Several studies have examined retained ownership for beef cattle production. Kearl (1972), Hewlett and Workman (1978), and Pfeiffer (1986) showed that carrying calves over winter, summering them on grass, and then selling as long yearlings was more profitable and had less income variation than selling calves at fall weaning. Lambert (1989) used a stochastic programming model to examine retained ownership decisions by a hypothetical ranch. He concluded that it was optimal to sell spring-born calves the following spring (May) after wintering the calves to gain about 2.4 to 2.75 pounds per day. His model was constrained such that selling yearling cattle after May and prior to October was not possible. It may be that an intermediate date would have been better. Garoian et al. (1990) used dynamic programming to examine the same issues. They concluded that selling spring-born calves as yearling after grazing grass in the summer had higher expected net returns than selling calves at weaning for most beginning states of nature (different range conditions). Their model made adjustments in numbers of cows that could be carried (fixed grazing resources) when yearlings were in the system. Watt et al. (1987) used prices and costs for 1958-1984 to examine various retained ownership strategies. They concluded that m most years some form of retained ownership was profitable. Few studies have examined the economics of ownership from calving to the rail and the impacts of high-forage systems on beef quality.

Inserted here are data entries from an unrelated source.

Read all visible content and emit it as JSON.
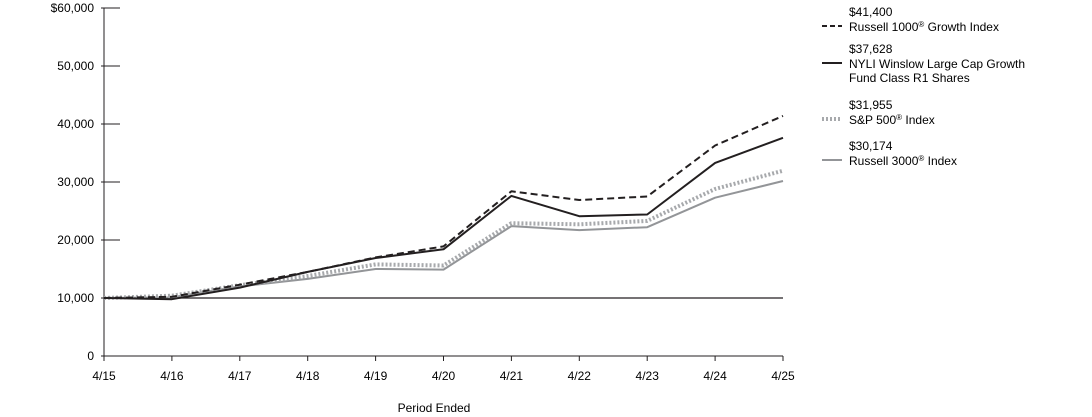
{
  "chart_data": {
    "type": "line",
    "title": "",
    "xlabel": "Period Ended",
    "ylabel": "",
    "categories": [
      "4/15",
      "4/16",
      "4/17",
      "4/18",
      "4/19",
      "4/20",
      "4/21",
      "4/22",
      "4/23",
      "4/24",
      "4/25"
    ],
    "ylim": [
      0,
      60000
    ],
    "yticks": [
      0,
      10000,
      20000,
      30000,
      40000,
      50000,
      60000
    ],
    "ytick_labels": [
      "0",
      "10,000",
      "20,000",
      "30,000",
      "40,000",
      "50,000",
      "$60,000"
    ],
    "reference_line": 10000,
    "grid": false,
    "legend_position": "right",
    "series": [
      {
        "name": "Russell 1000® Growth Index",
        "name_base": "Russell 1000",
        "name_sup": "®",
        "name_rest": " Growth Index",
        "end_label": "$41,400",
        "style": "dashed",
        "color": "#231f20",
        "values": [
          10000,
          10200,
          12300,
          14500,
          17000,
          18900,
          28400,
          26900,
          27500,
          36300,
          41400
        ]
      },
      {
        "name": "NYLI Winslow Large Cap Growth Fund Class R1 Shares",
        "name_line1": "NYLI Winslow Large Cap Growth",
        "name_line2": "Fund Class R1 Shares",
        "end_label": "$37,628",
        "style": "solid",
        "color": "#231f20",
        "values": [
          10000,
          9800,
          11800,
          14500,
          16900,
          18400,
          27600,
          24100,
          24400,
          33300,
          37628
        ]
      },
      {
        "name": "S&P 500® Index",
        "name_base": "S&P 500",
        "name_sup": "®",
        "name_rest": " Index",
        "end_label": "$31,955",
        "style": "dotted",
        "color": "#a7a9ac",
        "values": [
          10000,
          10400,
          12200,
          13800,
          15800,
          15600,
          22900,
          22700,
          23300,
          28800,
          31955
        ]
      },
      {
        "name": "Russell 3000® Index",
        "name_base": "Russell 3000",
        "name_sup": "®",
        "name_rest": " Index",
        "end_label": "$30,174",
        "style": "solid",
        "color": "#939598",
        "values": [
          10000,
          10100,
          12000,
          13300,
          15000,
          14900,
          22400,
          21700,
          22200,
          27300,
          30174
        ]
      }
    ]
  }
}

Risk analysis has been studied as part of cow-calf and retained ownership systems. Schroeder and Featherstone (1990) used a discrete stochastic programming model determine optimal retention and marketing decisions for cow-calf producers. They concluded that it generally was more attractive to retain heifers than steer calves. The desirability of calf retention was inversely related to the risk aversion of the producer. Rawlins and Bernardo (1991) concluded that efficient ranch plans were sensitive both to the specification of the risk criteria and to the producer's willingness to accept risk. They used minimization of total absolute deviations (MOTAD) in a linear programming model and target MOTAD to evaluate risk-return tradeoffs for various beef-forage systems available to Oklahoma producers. McNeley (1996) used a discrete stochastic programming (DSP) model to study steer retention decisions for cow-calf producers. The more risk-averse producers would keep few steers beyond weaning. Risk-neutral and slightly risk-averse producers were predicted to retain ownership on the steers through finishing. High growth potential steers were more often retained for a longer time frame compared to medium growth potential. Little et al. (1994) studied ten beef cattle bred" systems involving different breeds. Retained ownership decisions also were examined for each breeding system. Their analysis used linear programming and simulation techniques to generate functions that were ranked with stochastic dominance criteria. They found negative returns for all systems when selling weaned calves. The breeding system with medium-frame, medium-milk breeds in rotation with large-frame terminal sires was the most profitable. The optimal strategy for this system was to retain ownership on the calves through the finishing period. Kolajo and Martin (1994) concluded that longer grazing periods for stocker steers and heifers in Alabama were most profitable and least risky. Shorter grain-finishing periods were better, but grain finishing reduced overall profitability. Their study utilized modeled production coupled with MOTAD for the economic analysis.